Científicos del MIT obtuvieron el mapa genómico completo del SARS-CoV-2

  • Los investigadores lograron confirmar varios genes codificadores de proteínas.

Pocos meses después de declararse la pandemia de COVID-19, al inicio de 2020, los científicos secuenciaron el genoma del virus, el SARS-CoV-2, pero aún seguían sin conocerse muchos genes codificadores de proteínas. Ahora, un estudio de genómica comparativa ha permitido generar el mapa genético más preciso y completo del virus.

Realizado por investigadores del Instituto de Tecnología de Massachusetts (MIT) y publicado este martes en la revista Nature Communications, el estudio ha confirmado varios genes codificadores de proteínas y ha descubierto que otros que se habían propuesto como genes no codifican ninguna proteína.

“Pudimos utilizar este potente enfoque de genómica comparativa de firmas evolutivas para descubrir el verdadero contenido funcional de codificación de proteínas de este genoma de enorme importancia”, señaló Manolis Kellis, autor principal del estudio y profesor de ciencias de la computación del MIT, y miembro del Instituto Broad del MIT y Harvard.

En una segunda parte del estudio, el equipo de investigación también analizó cerca de 2.000 mutaciones que han surgido del SARS-CoV-2 desde el inicio de la pandemia, lo que les permitió evaluar la importancia que pueden tener esas mutaciones y su capacidad para evadir el sistema inmunitario o volverse más infeccioso.

Se sabía que, con casi 30.000 bases de ARN, el genoma del SARS-CoV-2 tiene varias regiones que codifican genes de proteínas y otras de las que había sospechas pero no se habían clasificado definitivamente.

Para determinar qué partes del genoma del SARS-CoV-2 contiene realmente genes, los investigadores recurrieron a la genómica comparativa, y compararon el SARS-CoV-2 (que pertenece a un subgénero de virus llamado Sarbecovirus, que infecta a los murciélagos) con el SARS-CoV (que causó el brote de SARS de 2003) y 42 cepas de sarbecovirus de murciélagos.

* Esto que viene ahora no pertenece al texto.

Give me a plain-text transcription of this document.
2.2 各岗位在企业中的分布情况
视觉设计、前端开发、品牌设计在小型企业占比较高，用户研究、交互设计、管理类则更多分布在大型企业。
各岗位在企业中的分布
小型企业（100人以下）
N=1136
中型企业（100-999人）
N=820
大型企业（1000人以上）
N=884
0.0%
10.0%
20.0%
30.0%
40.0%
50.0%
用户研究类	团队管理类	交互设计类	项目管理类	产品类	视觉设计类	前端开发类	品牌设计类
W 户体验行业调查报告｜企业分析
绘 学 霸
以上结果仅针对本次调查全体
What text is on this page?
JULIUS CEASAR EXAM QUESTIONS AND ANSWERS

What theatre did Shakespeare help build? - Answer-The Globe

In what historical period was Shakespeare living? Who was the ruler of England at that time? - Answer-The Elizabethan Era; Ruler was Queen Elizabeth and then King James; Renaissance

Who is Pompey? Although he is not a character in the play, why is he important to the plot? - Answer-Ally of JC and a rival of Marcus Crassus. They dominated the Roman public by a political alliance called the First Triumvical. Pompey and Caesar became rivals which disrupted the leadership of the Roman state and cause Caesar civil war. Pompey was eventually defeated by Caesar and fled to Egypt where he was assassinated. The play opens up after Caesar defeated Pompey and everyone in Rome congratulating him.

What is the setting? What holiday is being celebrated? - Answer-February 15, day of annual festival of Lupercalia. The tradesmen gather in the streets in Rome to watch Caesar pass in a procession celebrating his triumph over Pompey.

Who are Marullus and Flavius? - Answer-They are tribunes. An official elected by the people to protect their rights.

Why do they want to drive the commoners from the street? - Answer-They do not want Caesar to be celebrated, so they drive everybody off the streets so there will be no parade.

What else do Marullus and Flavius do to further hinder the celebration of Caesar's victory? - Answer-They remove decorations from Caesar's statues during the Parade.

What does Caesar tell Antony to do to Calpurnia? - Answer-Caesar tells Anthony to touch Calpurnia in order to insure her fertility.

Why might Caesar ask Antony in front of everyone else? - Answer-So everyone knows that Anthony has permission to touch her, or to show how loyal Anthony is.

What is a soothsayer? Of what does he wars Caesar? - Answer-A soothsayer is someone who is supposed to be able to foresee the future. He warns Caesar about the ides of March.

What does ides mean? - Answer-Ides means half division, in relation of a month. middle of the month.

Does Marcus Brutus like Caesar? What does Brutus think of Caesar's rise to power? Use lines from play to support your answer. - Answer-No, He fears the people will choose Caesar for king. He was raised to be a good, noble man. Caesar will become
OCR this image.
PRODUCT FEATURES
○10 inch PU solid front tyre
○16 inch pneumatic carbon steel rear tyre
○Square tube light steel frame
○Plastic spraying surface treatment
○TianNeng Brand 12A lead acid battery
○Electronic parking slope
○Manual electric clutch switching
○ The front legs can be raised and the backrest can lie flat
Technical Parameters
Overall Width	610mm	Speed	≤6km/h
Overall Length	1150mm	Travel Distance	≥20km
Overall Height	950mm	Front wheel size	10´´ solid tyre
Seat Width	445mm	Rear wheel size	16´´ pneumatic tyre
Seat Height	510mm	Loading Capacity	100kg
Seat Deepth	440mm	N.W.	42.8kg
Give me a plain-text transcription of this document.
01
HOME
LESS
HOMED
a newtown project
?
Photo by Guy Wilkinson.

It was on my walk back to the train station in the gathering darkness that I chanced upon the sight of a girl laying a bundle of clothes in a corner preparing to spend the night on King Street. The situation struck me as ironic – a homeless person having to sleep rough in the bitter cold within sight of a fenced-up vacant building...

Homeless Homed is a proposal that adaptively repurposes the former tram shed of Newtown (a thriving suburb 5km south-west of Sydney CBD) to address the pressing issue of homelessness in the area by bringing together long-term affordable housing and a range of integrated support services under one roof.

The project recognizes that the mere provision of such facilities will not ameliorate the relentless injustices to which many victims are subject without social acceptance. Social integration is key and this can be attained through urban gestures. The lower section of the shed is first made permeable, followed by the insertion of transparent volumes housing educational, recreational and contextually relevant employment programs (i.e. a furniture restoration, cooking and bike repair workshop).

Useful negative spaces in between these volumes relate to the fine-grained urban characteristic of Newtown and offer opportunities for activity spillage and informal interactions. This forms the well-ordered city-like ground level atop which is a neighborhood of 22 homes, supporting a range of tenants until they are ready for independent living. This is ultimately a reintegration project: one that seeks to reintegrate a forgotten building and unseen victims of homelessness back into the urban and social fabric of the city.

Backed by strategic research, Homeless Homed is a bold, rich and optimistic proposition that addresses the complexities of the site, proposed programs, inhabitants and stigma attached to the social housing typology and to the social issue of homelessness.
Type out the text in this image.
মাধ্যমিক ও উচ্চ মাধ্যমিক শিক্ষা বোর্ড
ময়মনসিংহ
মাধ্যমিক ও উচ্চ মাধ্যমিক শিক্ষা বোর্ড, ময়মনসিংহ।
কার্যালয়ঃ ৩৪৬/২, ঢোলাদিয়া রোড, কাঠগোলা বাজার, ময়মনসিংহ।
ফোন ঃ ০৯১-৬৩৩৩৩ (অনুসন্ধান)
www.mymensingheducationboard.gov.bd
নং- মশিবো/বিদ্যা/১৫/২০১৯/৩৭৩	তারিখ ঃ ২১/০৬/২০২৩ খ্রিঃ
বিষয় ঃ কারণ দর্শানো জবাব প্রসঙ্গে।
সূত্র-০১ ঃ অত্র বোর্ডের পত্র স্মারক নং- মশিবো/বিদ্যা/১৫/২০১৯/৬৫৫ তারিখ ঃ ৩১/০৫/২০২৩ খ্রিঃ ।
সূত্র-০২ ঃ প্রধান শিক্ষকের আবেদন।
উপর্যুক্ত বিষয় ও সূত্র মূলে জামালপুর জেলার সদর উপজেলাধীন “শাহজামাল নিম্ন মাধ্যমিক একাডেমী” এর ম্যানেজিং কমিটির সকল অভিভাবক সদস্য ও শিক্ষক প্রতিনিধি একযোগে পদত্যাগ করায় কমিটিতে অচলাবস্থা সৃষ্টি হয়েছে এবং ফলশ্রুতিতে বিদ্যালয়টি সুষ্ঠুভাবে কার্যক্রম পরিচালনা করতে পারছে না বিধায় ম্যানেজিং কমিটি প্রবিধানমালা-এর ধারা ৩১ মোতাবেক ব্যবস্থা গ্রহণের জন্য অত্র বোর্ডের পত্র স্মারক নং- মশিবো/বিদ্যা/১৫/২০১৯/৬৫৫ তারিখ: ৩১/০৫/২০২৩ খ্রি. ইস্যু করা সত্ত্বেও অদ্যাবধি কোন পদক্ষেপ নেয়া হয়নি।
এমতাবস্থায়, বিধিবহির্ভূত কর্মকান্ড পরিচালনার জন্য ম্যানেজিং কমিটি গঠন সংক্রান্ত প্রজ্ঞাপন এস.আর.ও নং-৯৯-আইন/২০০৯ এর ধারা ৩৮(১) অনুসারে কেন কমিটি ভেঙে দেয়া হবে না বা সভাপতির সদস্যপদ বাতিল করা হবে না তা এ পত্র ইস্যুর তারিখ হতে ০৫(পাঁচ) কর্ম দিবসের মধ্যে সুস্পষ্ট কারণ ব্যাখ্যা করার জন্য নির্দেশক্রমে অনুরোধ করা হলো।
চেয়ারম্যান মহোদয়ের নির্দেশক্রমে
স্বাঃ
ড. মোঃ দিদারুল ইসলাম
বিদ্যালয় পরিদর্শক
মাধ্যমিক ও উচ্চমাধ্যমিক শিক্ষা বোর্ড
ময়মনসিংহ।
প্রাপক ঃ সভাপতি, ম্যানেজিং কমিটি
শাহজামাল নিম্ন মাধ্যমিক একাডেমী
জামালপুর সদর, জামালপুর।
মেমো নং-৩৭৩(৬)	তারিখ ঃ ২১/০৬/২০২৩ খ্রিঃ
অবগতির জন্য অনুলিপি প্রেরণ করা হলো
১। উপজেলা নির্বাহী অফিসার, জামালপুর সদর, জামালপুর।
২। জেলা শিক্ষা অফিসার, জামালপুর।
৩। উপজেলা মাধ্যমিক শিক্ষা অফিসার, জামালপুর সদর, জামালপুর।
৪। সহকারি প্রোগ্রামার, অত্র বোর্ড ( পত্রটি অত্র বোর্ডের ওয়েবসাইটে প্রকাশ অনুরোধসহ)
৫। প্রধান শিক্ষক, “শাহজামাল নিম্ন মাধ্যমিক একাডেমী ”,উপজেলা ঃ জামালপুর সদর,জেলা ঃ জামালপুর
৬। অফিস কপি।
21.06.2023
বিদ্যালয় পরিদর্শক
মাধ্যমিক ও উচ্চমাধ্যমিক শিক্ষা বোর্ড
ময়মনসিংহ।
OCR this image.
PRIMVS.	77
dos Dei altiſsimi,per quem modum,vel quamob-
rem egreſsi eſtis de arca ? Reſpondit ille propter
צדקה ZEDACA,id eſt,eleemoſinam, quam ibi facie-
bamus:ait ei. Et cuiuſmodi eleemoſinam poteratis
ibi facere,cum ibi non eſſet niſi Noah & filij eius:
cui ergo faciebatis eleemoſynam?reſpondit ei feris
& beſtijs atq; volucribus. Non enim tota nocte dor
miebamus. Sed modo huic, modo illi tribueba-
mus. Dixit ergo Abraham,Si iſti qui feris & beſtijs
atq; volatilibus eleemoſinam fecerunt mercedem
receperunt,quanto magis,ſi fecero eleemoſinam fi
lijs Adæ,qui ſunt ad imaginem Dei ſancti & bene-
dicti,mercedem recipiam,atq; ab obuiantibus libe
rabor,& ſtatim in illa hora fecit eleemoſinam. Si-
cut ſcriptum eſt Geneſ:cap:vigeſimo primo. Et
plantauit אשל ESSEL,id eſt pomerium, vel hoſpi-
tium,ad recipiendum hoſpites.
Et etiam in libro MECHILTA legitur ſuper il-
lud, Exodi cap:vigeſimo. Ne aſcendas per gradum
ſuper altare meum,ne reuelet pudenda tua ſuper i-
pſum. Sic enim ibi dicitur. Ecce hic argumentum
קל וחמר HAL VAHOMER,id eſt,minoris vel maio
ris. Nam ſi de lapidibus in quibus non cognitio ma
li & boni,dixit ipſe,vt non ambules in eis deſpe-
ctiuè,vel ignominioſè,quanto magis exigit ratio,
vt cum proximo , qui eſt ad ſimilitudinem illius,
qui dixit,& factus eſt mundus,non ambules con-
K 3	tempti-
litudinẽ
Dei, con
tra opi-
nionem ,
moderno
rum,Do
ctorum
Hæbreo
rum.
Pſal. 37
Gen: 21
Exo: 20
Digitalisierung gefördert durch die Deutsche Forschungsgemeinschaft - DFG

Así, confirmaron seis genes codificadores de proteínas en el genoma del SARS-CoV-2, además de los cinco que están bien establecidos en todos los coronavirus.

También determinaron que la región que codifica un gen llamado ORF3a también codifica un gen adicional, el ORF3c, que tiene bases de ARN que se solapan con el ORF3a, pero que están en un marco de lectura diferente, algo raro en los genomas grandes, pero común en muchos virus y que, en el caso del SARS-CoV-2, aún no se sabe qué función tiene.

Los investigadores también demostraron que otras cinco regiones que se habían propuesto como posibles genes no codifican proteínas funcionales, y descartaron que queden otros por descubrir.

Además, los autores vieron que muchos trabajos anteriores utilizaban no sólo conjuntos de genes incorrectos, sino también, a veces, nombres contradictorios, por lo que, en un artículo paralelo publicado recientemente en la revista Virology, presentaron unas recomendaciones para nombrar los genes del SARS-CoV-2.

En el estudio, los investigadores también analizaron más de 1.800 mutaciones que han surgido del SARS-CoV-2 y descubrieron que, en la mayoría de los casos, los genes que evolucionaban rápidamente antes de la pandemia han seguido haciéndolo, y los que tendían a evolucionar lentamente han mantenido esa tendencia.